Marching on the Side of Love in Iowa
The UU Fellowship of Ames and the First Unitarian Church of Des Moines joined together to march with their Standing on the Side of Love banners at the 2011 Pride March. Between the two congregations, they had 132 participants, wow!
Third Annual Gay Rights March in Racine, Wisconsin
Olympia Brown UU Church and the LGBT Center of Southeast Wisconsin co-hosted Racine, Wisconsin’s third Gay Rights March in honor of Pride Weekend. OBUUC minister Tony Larsen says that the congregation organized the first march in 2009 in honor of the 40th anniversary of the Stonewall Riots. They specifically tailored it to be a “gay rights” event instead of a “pride” event to make it safe space for community members who may not be out to participate.

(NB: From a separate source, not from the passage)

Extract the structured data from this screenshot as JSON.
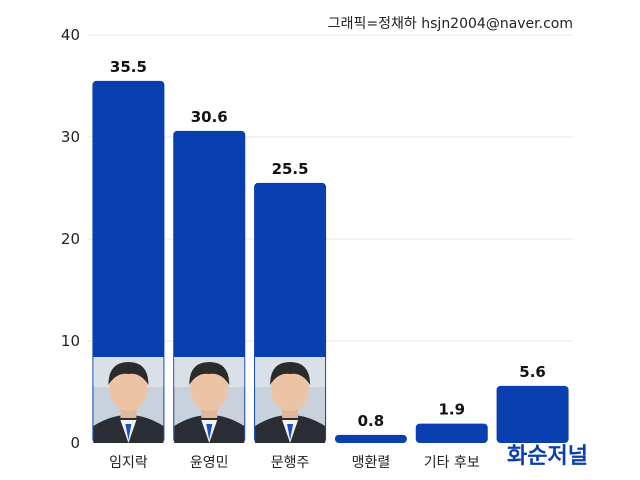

The event had interfaith participation from a local Episcopal church and Mayor John Dickert even turned up to give a speech and issued a proclamation declaring June 26, 2011 as “Gay Rights Day” in Racine. It was also the inaugural event for the congregation’s brand new Standing on the Side of Love banner!
For more photos and video of the event, check out the local news coverage.
Standing on the Side of Love with Ugandans in Georgia
Congregations in Aiken and Augusta, Georgia celebrated Pride weekend by hosting Rev. Mark Kiyimba, head of the Unitarian Universalist Association in Uganda and outspoken opponent of the country’s recent anti-homosexuality bill.
In Aiken, the Sunday morning service featured Rev. Kiyimba and they later screened the documentary “Homosexuality: Africa’s Last Taboo.” The congregation in Augusta held a “Walking in the Light of Love” service followed by a screening of “Missionaries of Hate.” What a great example of standing on the side of love across oceans and continents!